In the fallout over the final version of the Department of Labor’s sweeping fiduciary rule, advisors are praising a change that many say will enable them to provide more holistic advice on a client’s retirement accounts.

Under the rule’s final language, fiduciary advisors will receive an exemption for advice they provide to clients deciding whether to roll over an employee-sponsored retirement plan like a 401(k).

“This is good news for advisors with a qualified plan business who also advise on rollovers,” says Justin Morgan, director of internal sales and service at Lexington, Ky.-based hybrid Unified Trust. “I note that the final rule still includes this idea of a recommendation leading to a rollover being considered as fiduciary investment advice, and that it’s being held to a fiduciary standard of conduct.”

The exemption will only apply so long as certain conditions are met, including an acknowledgement that the recommendation is in the client’s best interest.

At Simply Money, a Cincinnati-based RIA, CEO Nathan Bachrach says the rollover provisions are a win for retirement investors and help level the retirement planning playing field.

“It will be effective at getting advisors who are involved substantially in IRA rollovers to either clearly articulate why a customer should pay a fee that might be in excess of the internal expenses that they had in their 401(k)s, and what they should expect in return,” Bachrach says. “That’s always been the case for RIAs; they have to explain their fee and justify it. What we really had in some of these rollovers were a lot of fees that were never accounted for or never had to be justified.”

The rule’s original language said that, unless compensation did not increase at all when a rollover occurred, advisors would only have been able to help clients if they first complied with the “best interest contract exemption” clause in the DOL rule, and only if they had no investment discretion within client accounts.

“The idea that assets were better served inside a 401(k) plan after an employee leaves a company is a questionable proposition, at best,” says Charles Goldman, CEO and president of Concord, Calif.-based AssetMark

At the Beacon Group of Companies, a hybrid wealth management firm based in King of Prussia, Pa., Brian Menickella says rollover advice was already changed to be in compliance with the original language.
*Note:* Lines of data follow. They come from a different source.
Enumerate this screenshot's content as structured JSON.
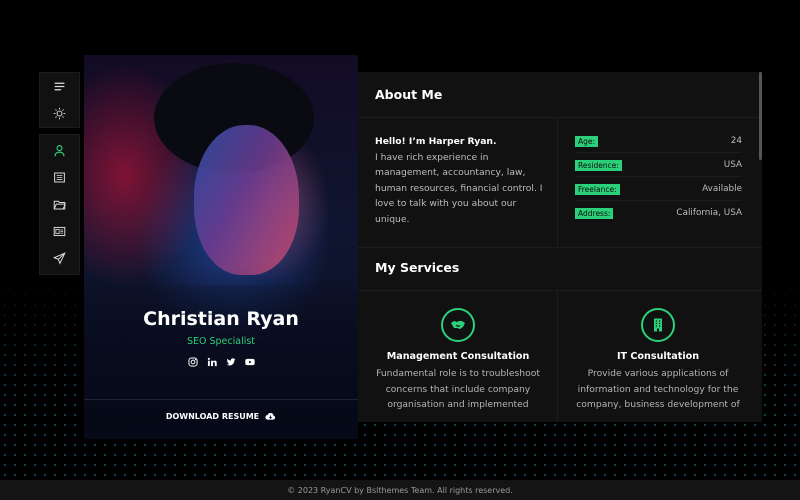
{
  "sidebar": {
    "top": [
      {
        "name": "menu-icon"
      },
      {
        "name": "sun-icon"
      }
    ],
    "nav": [
      {
        "name": "user-icon",
        "active": true
      },
      {
        "name": "resume-icon"
      },
      {
        "name": "folder-icon"
      },
      {
        "name": "blog-icon"
      },
      {
        "name": "send-icon"
      }
    ]
  },
  "profile": {
    "name": "Christian Ryan",
    "role": "SEO Specialist",
    "socials": [
      "instagram-icon",
      "linkedin-icon",
      "twitter-icon",
      "youtube-icon"
    ],
    "download_label": "DOWNLOAD RESUME"
  },
  "about": {
    "title": "About Me",
    "hello": "Hello! I’m Harper Ryan.",
    "body": "I have rich experience in management, accountancy, law, human resources, financial control. I love to talk with you about our unique.",
    "info": [
      {
        "label": "Age:",
        "value": "24"
      },
      {
        "label": "Residence:",
        "value": "USA"
      },
      {
        "label": "Freelance:",
        "value": "Available"
      },
      {
        "label": "Address:",
        "value": "California, USA"
      }
    ]
  },
  "services": {
    "title": "My Services",
    "items": [
      {
        "title": "Management Consultation",
        "desc": "Fundamental role is to troubleshoot concerns that include company organisation and implemented",
        "icon": "handshake-icon"
      },
      {
        "title": "IT Consultation",
        "desc": "Provide various applications of information and technology for the company, business development of",
        "icon": "building-icon"
      }
    ]
  },
  "footer": {
    "text": "© 2023 RyanCV by Bslthemes Team. All rights reserved."
  },
  "colors": {
    "accent": "#2bd07a",
    "panel": "#111111",
    "background": "#000000"
  }
}
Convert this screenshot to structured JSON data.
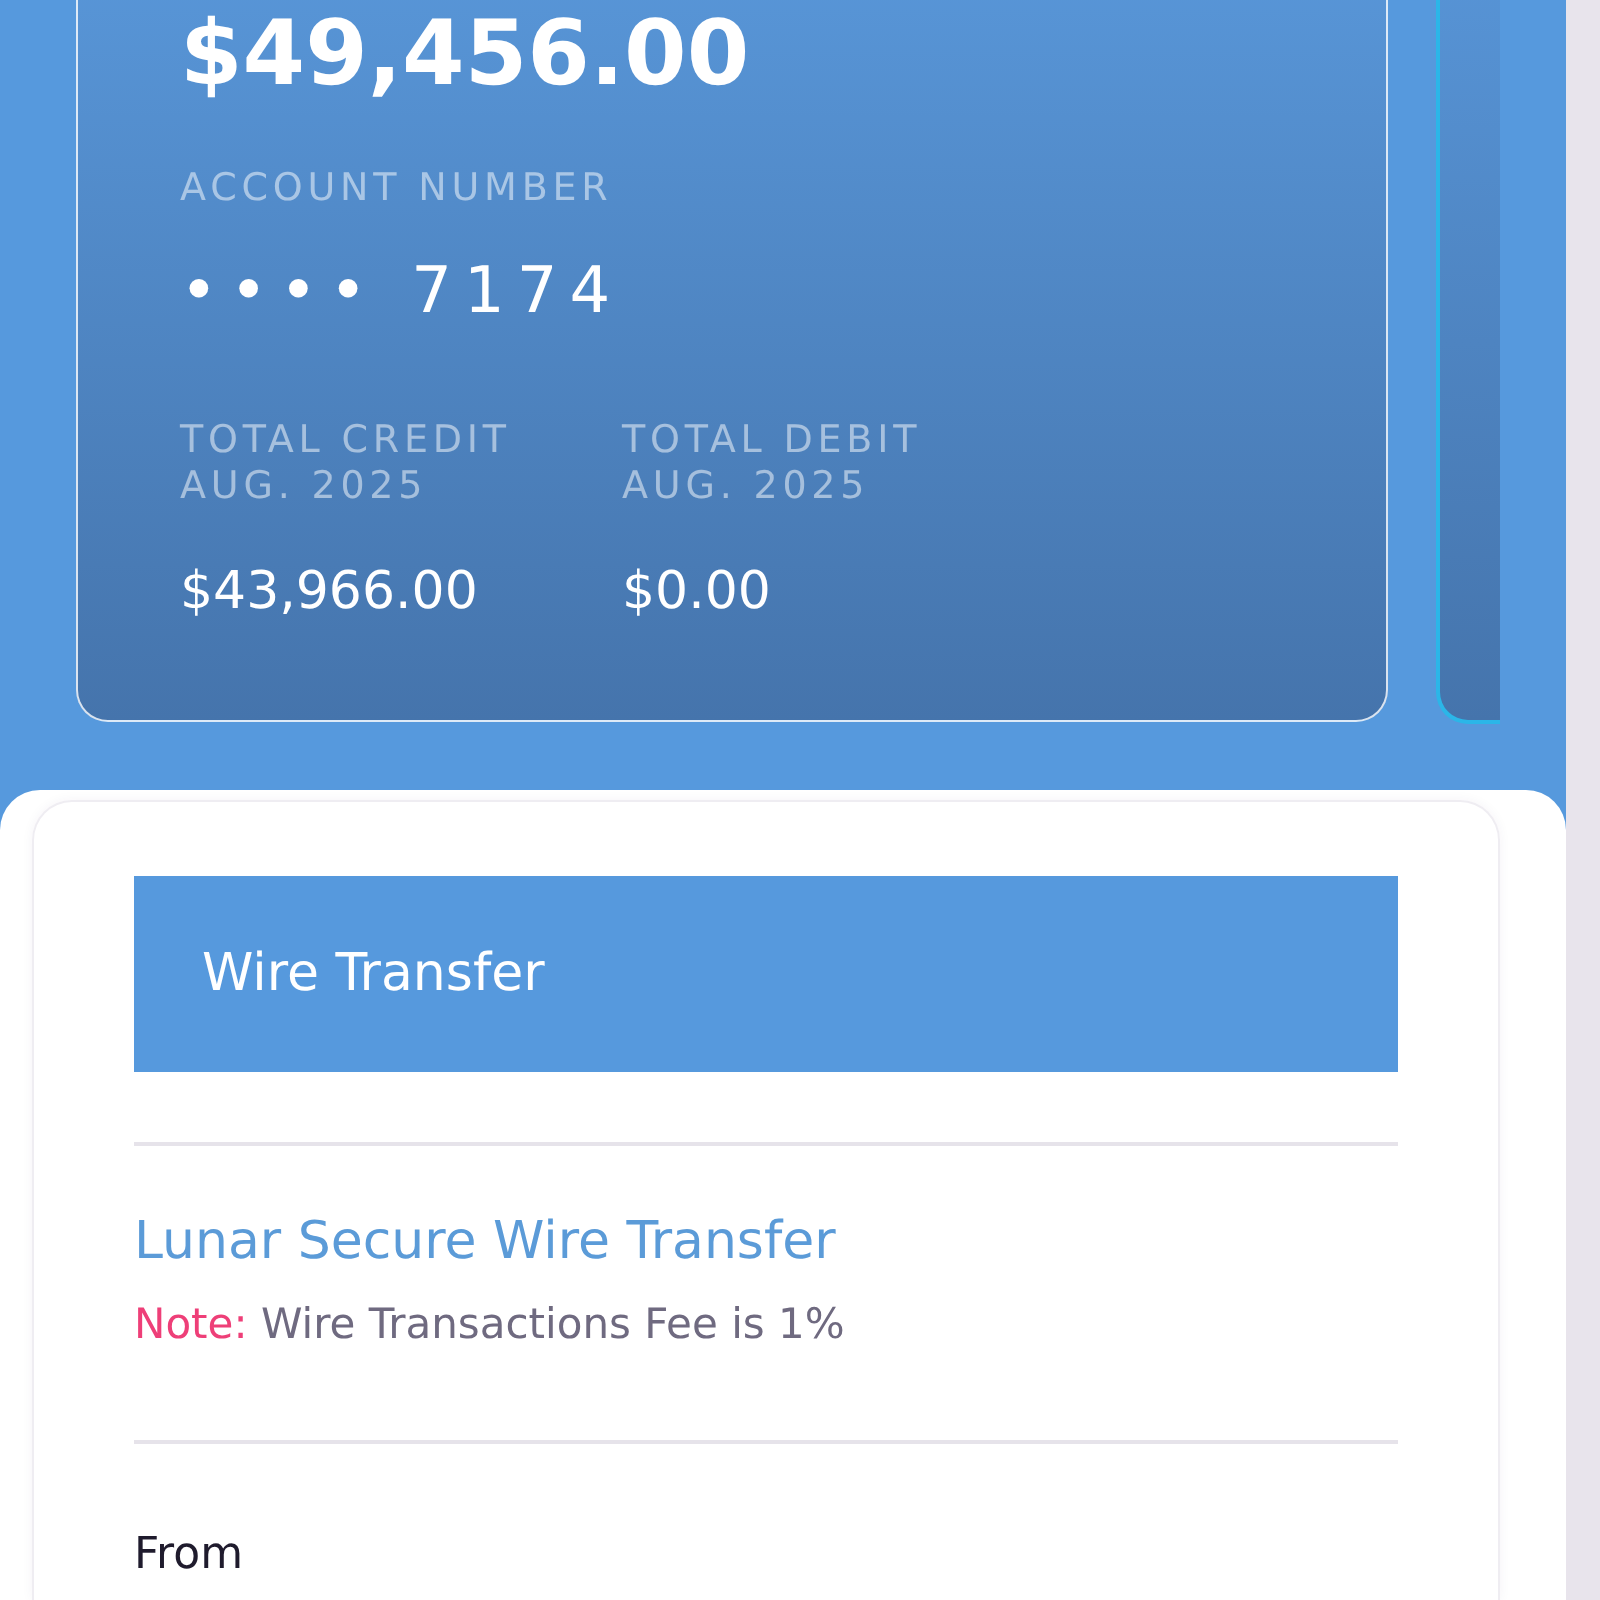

“If a recommendation is made to roll over an account, the costs associated with the fees would be the same as if they had remained in the 401(k),” Menickella says. “I think that there should be some flexibility in the rule.”

Industry agencies, like the National Association of Plan Advisors, argued that the original language would place retirement plan advisors at a disadvantage to advisors that had no previous relationship with plan participants, and that advisors would have been effectively penalized for advising a client to roll over.

In their new form, the rules still appear to prohibit the practice of rolling 401(k) and other defined contribution plan funds into high-cost annuities or IRAs with large allocations to products with outsized commissions and fees.

Along with the revised rollover provision, the final version of the DOL’s rule also eliminates a list of investments that would qualify for the best interest contract exemption, which opens the door for non-traded REITs and business development companies to be included in IRAs.

“Any investment is appropriate for RIAs to recommend as long as it is in the best interest for the client,” says Matt Sommer, vice president and director of retirement strategies at Denver-based Janus Capital. “Rather than just prescribing a list, it opens up IRAs to different sorts of investments and investment vehicles and allows the end client to make a determination.”

Steve Dudash, president of Chicago-based IHT Wealth Management, says that the rollover rules—both in their current and original forms—provide important consumer protections.

“The unfortunate fact is that there are advisors out there who have made their entire living rolling over people’s 401(k) assets and plunking it all down into annuities,” says Dudash. “Many of these advisors don’t even know how to open accounts that aren’t related to annuities. This new rule will absolutely change the landscape in a positive way in the coming months as practices such as these will become obsolete.”